We fell in love with this rustic room in Old Faithful Inn, and after sitting in the lobby by the fireplace, we reluctantly headed to it, but still, we weren’t ready to call it quits.
This photo remains one of the strangest images I’ve ever taken of Caroline. While not the most flattering, it is special in that I remember asking her to “Just try to look natural.” This is her idea of looking natural.
About that earlier statement on finding the perfect location, the entirety of Yellowstone is that place. From morning till night, we remained in constant awe.
Yellowstone – Day 3
Axel, Ruby, and Caroline were looking something or other up, I’m guessing Caroline has our birding book with her, but I’m not certain. Though it’s mid-May, the weather is still a bit cold, and we’ve been warned that we could see snow and that Yellowstone has had snow even in summer though it’s not that common.
About this time, the scouting and pointing-themed photos are about to get old.
Moments later, Axel was mauled by a grizzly that snuck up behind him but recognizing that it was about to try eating a sour Kraut, it retreated. We put a bandaid on the claw marks, and by morning he was miraculously healed….or none of this really happened, and I’m just trying to find something to say about Axel posing here on a rock.
We have arrived in Yellowstone National Park on the south end. Wow, we did not expect this much snow, or any snow, to be honest.
We’ve seen this photo in a hundred other locations. If we lose Ruby and nobody knows where she went, someone will volunteer that she’s likely visiting the loo.
This is our first-ever glimpse of a geyser basin; it is the West Thumb Geyser Basin on Yellowstone Lake. We are enchanted.
Close-up view of a hot spring with some boiling mud on the right. While this photo does NO justice to what this is, we are mesmerized by the colors, smells, and reality of what’s going on just below the surface of the ground we are walking on.
We are tempted to walk out to the Fishing Cone, as it’s known, and take a look, but we’ve been warned by signs here at the basin to stay on the paths due to fragile and unstable surfaces and stay out of the hot springs because they can bring death with their scalding waters.

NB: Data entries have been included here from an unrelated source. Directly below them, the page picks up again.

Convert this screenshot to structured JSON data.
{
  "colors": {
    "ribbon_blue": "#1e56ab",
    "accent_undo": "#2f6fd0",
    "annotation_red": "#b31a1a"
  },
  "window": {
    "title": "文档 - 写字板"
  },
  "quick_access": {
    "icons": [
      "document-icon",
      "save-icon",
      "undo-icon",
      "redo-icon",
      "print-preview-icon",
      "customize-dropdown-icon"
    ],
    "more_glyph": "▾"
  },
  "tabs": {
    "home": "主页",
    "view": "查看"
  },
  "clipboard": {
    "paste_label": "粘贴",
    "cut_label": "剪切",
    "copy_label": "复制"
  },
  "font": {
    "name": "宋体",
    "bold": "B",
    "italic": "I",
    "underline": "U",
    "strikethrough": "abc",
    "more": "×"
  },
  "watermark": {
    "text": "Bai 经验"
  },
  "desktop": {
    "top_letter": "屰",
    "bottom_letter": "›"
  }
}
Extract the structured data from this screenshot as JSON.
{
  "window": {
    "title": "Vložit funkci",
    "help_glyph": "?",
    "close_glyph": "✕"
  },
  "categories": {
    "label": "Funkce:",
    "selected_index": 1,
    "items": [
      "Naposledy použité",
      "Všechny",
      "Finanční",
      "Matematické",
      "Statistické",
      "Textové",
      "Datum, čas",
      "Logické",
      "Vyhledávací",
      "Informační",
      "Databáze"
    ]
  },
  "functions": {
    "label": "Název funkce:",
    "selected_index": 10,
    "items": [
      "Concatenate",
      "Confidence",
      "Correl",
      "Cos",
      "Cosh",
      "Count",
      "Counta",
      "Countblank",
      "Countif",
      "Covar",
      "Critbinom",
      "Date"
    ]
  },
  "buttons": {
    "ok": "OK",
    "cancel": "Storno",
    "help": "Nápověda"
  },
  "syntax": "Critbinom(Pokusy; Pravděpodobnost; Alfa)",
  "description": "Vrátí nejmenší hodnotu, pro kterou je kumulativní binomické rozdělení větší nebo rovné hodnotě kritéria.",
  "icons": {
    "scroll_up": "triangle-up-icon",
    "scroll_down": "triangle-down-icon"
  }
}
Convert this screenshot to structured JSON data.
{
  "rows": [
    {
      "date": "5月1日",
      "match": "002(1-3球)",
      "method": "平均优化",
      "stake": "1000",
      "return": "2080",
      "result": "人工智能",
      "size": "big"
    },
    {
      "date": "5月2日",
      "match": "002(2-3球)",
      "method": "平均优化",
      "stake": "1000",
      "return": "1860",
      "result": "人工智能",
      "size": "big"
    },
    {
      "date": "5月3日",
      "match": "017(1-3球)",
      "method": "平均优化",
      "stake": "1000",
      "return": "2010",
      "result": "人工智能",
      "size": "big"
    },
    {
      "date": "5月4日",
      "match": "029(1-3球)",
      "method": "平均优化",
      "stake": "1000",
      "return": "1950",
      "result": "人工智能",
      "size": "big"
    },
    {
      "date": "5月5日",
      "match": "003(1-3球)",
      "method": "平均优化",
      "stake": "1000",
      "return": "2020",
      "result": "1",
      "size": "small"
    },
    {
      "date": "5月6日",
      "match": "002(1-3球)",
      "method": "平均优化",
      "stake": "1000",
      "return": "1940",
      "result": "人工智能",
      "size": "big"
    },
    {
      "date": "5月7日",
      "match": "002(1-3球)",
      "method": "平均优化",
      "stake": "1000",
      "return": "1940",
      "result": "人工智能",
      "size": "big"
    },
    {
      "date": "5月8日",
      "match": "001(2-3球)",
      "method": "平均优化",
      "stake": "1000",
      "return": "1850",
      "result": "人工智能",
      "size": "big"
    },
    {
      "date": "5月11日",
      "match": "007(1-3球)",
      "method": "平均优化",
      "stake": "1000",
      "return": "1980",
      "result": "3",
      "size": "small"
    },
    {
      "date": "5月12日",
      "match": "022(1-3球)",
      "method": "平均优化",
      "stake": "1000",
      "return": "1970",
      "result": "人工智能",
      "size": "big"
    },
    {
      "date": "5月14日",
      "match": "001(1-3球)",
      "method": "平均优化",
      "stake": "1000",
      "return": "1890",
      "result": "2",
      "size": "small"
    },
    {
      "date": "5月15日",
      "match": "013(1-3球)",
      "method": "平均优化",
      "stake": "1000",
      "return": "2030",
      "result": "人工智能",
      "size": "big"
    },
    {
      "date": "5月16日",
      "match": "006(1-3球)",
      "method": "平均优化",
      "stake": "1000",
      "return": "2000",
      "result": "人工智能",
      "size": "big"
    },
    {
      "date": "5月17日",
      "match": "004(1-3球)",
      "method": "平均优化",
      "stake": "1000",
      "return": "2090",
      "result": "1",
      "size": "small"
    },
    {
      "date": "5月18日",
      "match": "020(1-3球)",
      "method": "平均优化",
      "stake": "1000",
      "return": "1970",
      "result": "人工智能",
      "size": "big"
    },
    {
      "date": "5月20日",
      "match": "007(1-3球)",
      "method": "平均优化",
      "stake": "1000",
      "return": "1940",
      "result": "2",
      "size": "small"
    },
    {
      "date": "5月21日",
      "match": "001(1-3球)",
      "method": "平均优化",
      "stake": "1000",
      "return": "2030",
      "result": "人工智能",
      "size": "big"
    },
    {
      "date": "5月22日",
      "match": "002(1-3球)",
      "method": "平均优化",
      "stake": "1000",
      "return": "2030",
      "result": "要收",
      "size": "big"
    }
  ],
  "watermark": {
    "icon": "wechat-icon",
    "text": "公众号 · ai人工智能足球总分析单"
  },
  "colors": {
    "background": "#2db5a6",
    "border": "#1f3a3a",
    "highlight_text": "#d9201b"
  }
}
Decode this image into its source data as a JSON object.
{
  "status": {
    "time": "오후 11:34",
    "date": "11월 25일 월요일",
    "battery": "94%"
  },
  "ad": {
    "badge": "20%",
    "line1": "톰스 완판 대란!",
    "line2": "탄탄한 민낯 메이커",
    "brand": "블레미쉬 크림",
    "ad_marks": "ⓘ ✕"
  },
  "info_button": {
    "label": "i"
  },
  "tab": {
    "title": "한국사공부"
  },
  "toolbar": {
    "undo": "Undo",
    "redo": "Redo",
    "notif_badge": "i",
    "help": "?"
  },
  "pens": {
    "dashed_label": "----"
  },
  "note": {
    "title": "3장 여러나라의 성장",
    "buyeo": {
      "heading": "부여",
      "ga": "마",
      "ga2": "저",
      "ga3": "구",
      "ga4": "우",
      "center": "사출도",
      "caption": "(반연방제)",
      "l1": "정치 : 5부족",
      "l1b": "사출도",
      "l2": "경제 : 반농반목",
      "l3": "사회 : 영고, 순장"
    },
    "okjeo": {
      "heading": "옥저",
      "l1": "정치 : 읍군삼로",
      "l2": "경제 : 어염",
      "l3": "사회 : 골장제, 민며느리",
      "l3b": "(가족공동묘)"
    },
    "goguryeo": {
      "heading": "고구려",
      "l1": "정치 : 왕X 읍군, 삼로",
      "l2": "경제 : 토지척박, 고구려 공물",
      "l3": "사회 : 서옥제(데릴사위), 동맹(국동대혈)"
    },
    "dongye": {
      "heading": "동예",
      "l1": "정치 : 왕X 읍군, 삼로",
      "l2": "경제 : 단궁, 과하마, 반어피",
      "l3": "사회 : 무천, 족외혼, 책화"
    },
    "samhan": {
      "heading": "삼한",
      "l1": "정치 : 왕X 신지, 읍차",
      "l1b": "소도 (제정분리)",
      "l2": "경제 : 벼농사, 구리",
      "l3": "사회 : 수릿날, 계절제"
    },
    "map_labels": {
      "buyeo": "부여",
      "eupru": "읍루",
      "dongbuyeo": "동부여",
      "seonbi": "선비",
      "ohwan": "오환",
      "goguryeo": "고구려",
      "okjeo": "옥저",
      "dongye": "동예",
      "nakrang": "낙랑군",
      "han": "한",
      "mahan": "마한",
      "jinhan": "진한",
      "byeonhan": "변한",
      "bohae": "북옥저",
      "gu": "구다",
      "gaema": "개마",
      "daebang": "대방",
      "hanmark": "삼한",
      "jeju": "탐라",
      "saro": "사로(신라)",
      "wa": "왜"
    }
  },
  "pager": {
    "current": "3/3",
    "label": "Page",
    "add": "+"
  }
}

This is the first geyser eruption we would ever witness, but certainly not the last. We are at the Old Faithful Basin.
The sun is starting to get low, which is going to force us indoors to our rather luxurious accommodations.
Coming from just watching Old Faithful geyser doing what it does best, we took a walk around and down a hill to this spot where a bison was a little too close for comfort. At least it was more concerned with foraging than paying attention to us. Our room tonight is the Old Faithful Inn; that place is a work of historic art.
Yellowstone – Day 2
We are driving north on the John D. Rockefeller Jr Memorial Parkway into the Grand Teton National Park.
This is Axel, Ruby, and myself looking for wildlife, though I think Axel is discovering just how fat I am.
While these old digital photos that were saved on floppy disks are of poor quality, I think they still convey how beautiful a place the Grand Tetons National Park is.
This has long been a favorite photo of Caroline and me, as it looks an awful lot like I’ve removed her head and placed it over on her shoulder. We get a good laugh every time it shows up.
Ruby and Axel look much more normal, with their extremities and heads right where they should be.
Later in the day, we are back at Horseshoe Bend, only now we are looking in the opposite direction.
Alright, some wildlife in the form of a moose near the Horseshoe Bend. We’ll be staying the night at Signal Mountain Lodge, right in the national park.